I francesi sono sempre più numerosi a giustificare il ricorso alla tortura sui prigionieri: è l’effetto degli attentati da parte di jihadisti che hanno colpito il Paese a partire dal gennaio 2015. Un sondaggio è stato commissionato dall’Acat (Action des chrétiens pour l’abolition de la torture), un’associazione che combatte la pratica della tortura. Ma è stato effettuato da un istituto esterno, l’Ifop, uno dei più affidabili nel Paese.
Le cifre parlano da sole. Alla domanda se “in certi casi eccezionali, si può consentire il ricorso alla tortura”, il 36% ha risposto di sì: era appena il 25% nel 2000, quando era stata realizzata un’inchiesta simile. Un’altra domanda era più specifica: “C’è una persona che è sospettata di aver collocato una bomba che sta per esplodere. Le forze dell’ordine sono autorizzate a torturarla per strappare informazioni?”. Ebbene, sì per il 54% dei francesi (era appena il 34% nel 2000). Un’altra domanda riguardava la disponibilità dell’intervistato, “se necessario e in casi eccezionali”, a torturare direttamente una persona nell’interesse generale. Ha risposto positivamente una minoranza, ma si tratta comunque del 18% degli intervistati. Non solo: il 45% dei francesi ritiene “efficace la tortura per prevenire gli atti di terrorismo”. Ma il 69% considera inaccettabile privare di cibo un soldato nemico fatto prigioniero, per farlo “parlare” (nel 2000 era il 75%).
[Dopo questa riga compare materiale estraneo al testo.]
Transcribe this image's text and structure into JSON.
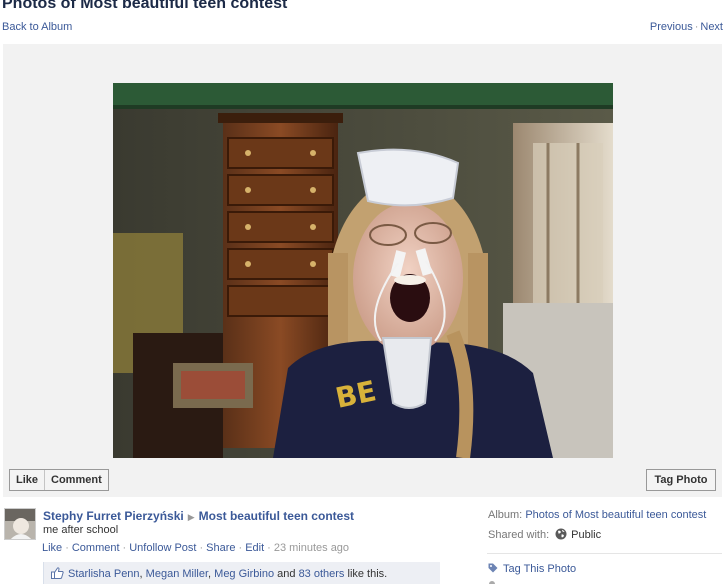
{
  "header": {
    "title": "Photos of Most beautiful teen contest",
    "back_link": "Back to Album",
    "previous": "Previous",
    "separator": "·",
    "next": "Next"
  },
  "photo_actions": {
    "like": "Like",
    "comment": "Comment",
    "tag_photo": "Tag Photo"
  },
  "story": {
    "actor": "Stephy Furret Pierzyński",
    "arrow": "▶",
    "target": "Most beautiful teen contest",
    "caption": "me after school",
    "actions": [
      "Like",
      "Comment",
      "Unfollow Post",
      "Share",
      "Edit"
    ],
    "dot": "·",
    "time": "23 minutes ago"
  },
  "likes": {
    "names": [
      "Starlisha Penn",
      "Megan Miller",
      "Meg Girbino"
    ],
    "comma": ",",
    "and": "and",
    "others": "83 others",
    "suffix": "like this."
  },
  "sidebar": {
    "album_label": "Album:",
    "album_name": "Photos of Most beautiful teen contest",
    "shared_label": "Shared with:",
    "audience": "Public",
    "tag_this_photo": "Tag This Photo"
  },
  "icons": {
    "thumb": "thumbs-up-icon",
    "globe": "globe-icon",
    "tag": "tag-icon",
    "arrow": "right-arrow-icon"
  },
  "colors": {
    "link": "#3b5998",
    "title": "#1c2a47",
    "stage": "#f2f2f2",
    "likes_bg": "#edeff4"
  }
}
“Sapevamo che c’era un’accettazione della tortura sempre più grande da parte dei francesi, dovuta alla recente ondata terroristica – sottolinea Jean-Etienne de Linares, segretario generale di Acat – ma non pensavamo che l’evoluzione fosse stata così rapida e drammatica. Ormai stanno cadendo tutte le barriere, anche di compiacenza rispetto ai Paesi che praticano regolarmente la tortura, come il Marocco”.
L’associazione, assieme ai risultati del sondaggio, ha presentato pure uno studio che analizza la situazione in merito in diversi Paesi del mondo, come la Repubblica del Congo (il Congo-Brazzaville, dove il regime di Denis Sassou-Nguesso, al potere da 32 anni, “si appoggia in parte sul ricorso alla tortura per eliminare ogni velleità di opposizione”), l’Uzbekistan (“uno degli Stati più repressivi del mondo” e dove, “in un contesto d’impunità totale, la tortura è diventata un metodo d’inchiesta ordinaria”) e il Messico (“qui il numero di ricorsi alla giustizia per denunciare la tortura è aumentato del 600% in dieci anni”).
Anche la Tunisia è stata passata al vaglio degli autori del rapporto: lì “il ricorso alla tortura è meno sistematico rispetto a prima della rivoluzione”, che nel 2011 provocò la destituzione di Ben Alì, “ma è ancora frequentemente impiegata dalle forze dell’ordine”. “Se la tortura è in molti casi una pratica quotidiana – si legge nel rapporto di Acat – è anche perché in molti Paesi i poliziotti non sono ben formati e sono pagati troppo male: per loro diventa un metodo d’inchiesta”.